Des informations qui ont été portées à la connaissance de la population que très récemment. Deux réunions ont été organisées, l’une le 15 septembre et l’autre le 16 octobre. «Nous regrettons l’absence de concertation et de transparence, d’autant que la Direction de l’environnement n’a pas été impliquée», pointent les associations de protection de l’environnement. Ces dernières, comme l’association de défense du Fenua Aihere (district de Tahiti) de Teahupo’o, présidée par Annick Paofai, et l’association de protection de l’environnement Vai ara o Teahupo’o, ont intégré un collectif qui compte aussi des pêcheurs et des surfeurs. «Nous avons réclamé les projets et études sans y avoir accès», affirment les membres du collectif. Hélène Fariki, directrice générale des services de la commune de Taiarupu-Ouest, confirme : «Nous n’avons pas été autorisés à communiquer sur tous les éléments que nous avions.»
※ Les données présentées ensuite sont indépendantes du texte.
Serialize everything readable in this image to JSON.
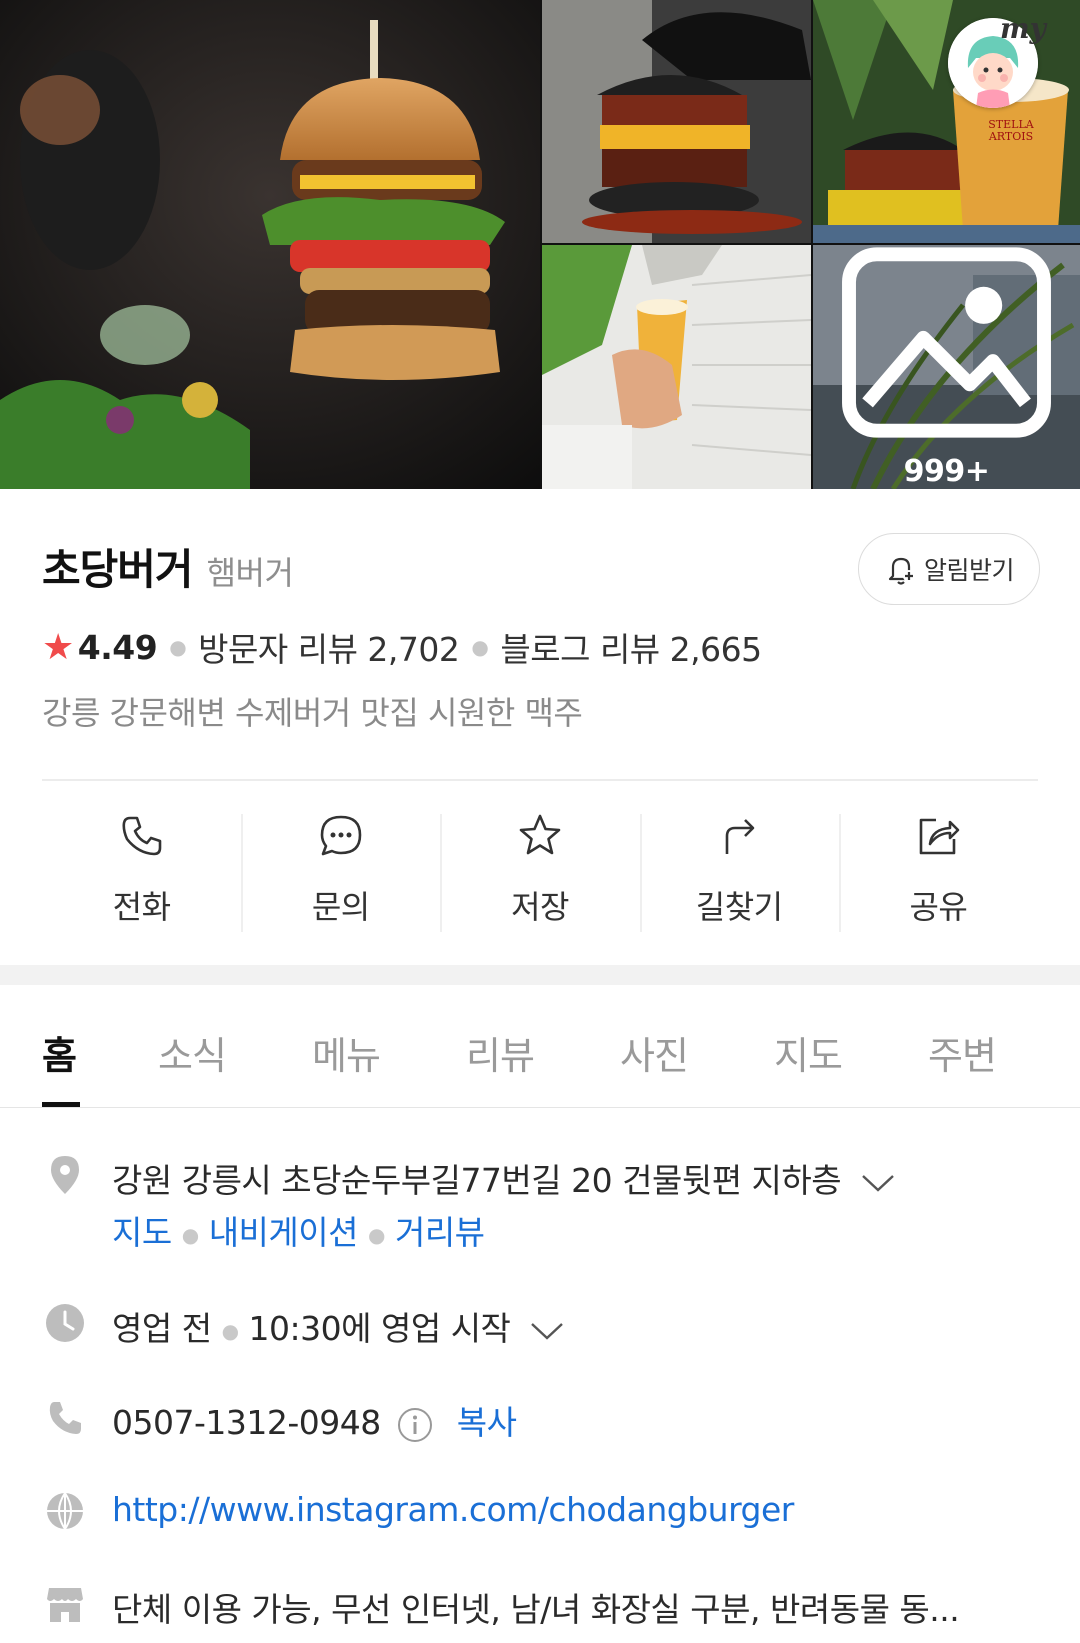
{
  "gallery": {
    "more_count": "999+",
    "badge_label": "my",
    "photos": [
      "burger-photo",
      "black-bun-burger-photo",
      "burger-with-beer-photo",
      "beer-tap-photo",
      "storefront-photo"
    ]
  },
  "place": {
    "name": "초당버거",
    "category": "햄버거",
    "alert_label": "알림받기",
    "rating": "4.49",
    "visitor_reviews": "방문자 리뷰 2,702",
    "blog_reviews": "블로그 리뷰 2,665",
    "description": "강릉 강문해변 수제버거 맛집 시원한 맥주"
  },
  "actions": [
    {
      "label": "전화",
      "icon": "phone-icon"
    },
    {
      "label": "문의",
      "icon": "chat-icon"
    },
    {
      "label": "저장",
      "icon": "star-icon"
    },
    {
      "label": "길찾기",
      "icon": "directions-icon"
    },
    {
      "label": "공유",
      "icon": "share-icon"
    }
  ],
  "tabs": [
    {
      "label": "홈",
      "active": true
    },
    {
      "label": "소식"
    },
    {
      "label": "메뉴"
    },
    {
      "label": "리뷰"
    },
    {
      "label": "사진"
    },
    {
      "label": "지도"
    },
    {
      "label": "주변"
    }
  ],
  "info": {
    "address": "강원 강릉시 초당순두부길77번길 20 건물뒷편 지하층",
    "address_links": [
      "지도",
      "내비게이션",
      "거리뷰"
    ],
    "hours_status": "영업 전",
    "hours_detail": "10:30에 영업 시작",
    "phone": "0507-1312-0948",
    "copy_label": "복사",
    "website": "http://www.instagram.com/chodangburger",
    "amenities": "단체 이용 가능, 무선 인터넷, 남/녀 화장실 구분, 반려동물 동..."
  },
  "colors": {
    "accent_blue": "#1a6fd6",
    "star_red": "#f04b4b"
  }
}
«Nous craignons pour la biodiversité»
Le dimanche 15 octobre, à Teahupo’o, une manifestation a mobilisé 400 personnes. Une pétition, mise en ligne le lendemain et demandant notamment de renoncer à la nouvelle tour, cumule plus de 80 000 signatures. Une vidéo du surfeur Matahi Drollet, diffusée sur son compte Instagram le 17 octobre, a été vue 7,6 millions de fois. Le sportif est considéré comme l’un des meilleurs free surfeurs à Teahupo’o. «Nous craignons pour le récif, la biodiversité, la vague car la faille qui permet sa formation est menacée», résume Astrid Drollet, de l’association Vai ara o Teahupo’o, et tante du surfeur. «Nous avons fait ce qu’il convenait de faire, dans l’ordre», rétorque Barbara Martins-Nio, responsable du site de Tahiti pour le comité olympique.
Nahema Temarii, la nouvelle ministre des Sports de Polynésie, a repris le dossier en main. Le dialogue, qu’elle souhaite constructif, a pu démarrer. Samedi, les associations ont été invitées par le comité organisateur et le gouvernement à se rendre sur le site avec la société chargée des travaux. Le président de la Polynésie française, Moetai Brotherson, était là. Il partage les inquiétudes mais insiste sur la nécessité de comprendre l’ensemble du projet. Présente également, Annick Paofai se dit rassurée par les démonstrations auxquelles elle a assisté, notamment sur la technique de forage utilisée pour installer les plots. «C’est moins traumatisant que ce que nous avions imaginé. Par ailleurs, nous avons gagné la présence d’un représentant de notre association sur le chantier», qui doit débuter début 2024. Elle promet de «veiller au grain». Vai ara o Teahupo’o a refusé de se déplacer. «Accepter, pour nous, c’était cautionner», pointe Astrid Drollet, dont l’association souhaite que la nouvelle tour s’appuie sur les pieux existants et qu’il n’y ait pas de canalisation. «On peut très bien utiliser des panneaux photovoltaïques, le wifi qui fait ses preuves lors du World Championship Tour [en août 2023] et des toilettes sèches et gels hydroalcooliques. Les mots d’ordre de ces jeux n’étaient-ils pas la durabilité, la sobriété, l’innovation et le respect de l’environnement ?» interroge Astrid Drollet, qui prévient : «Nous ne les laisserons pas faire.»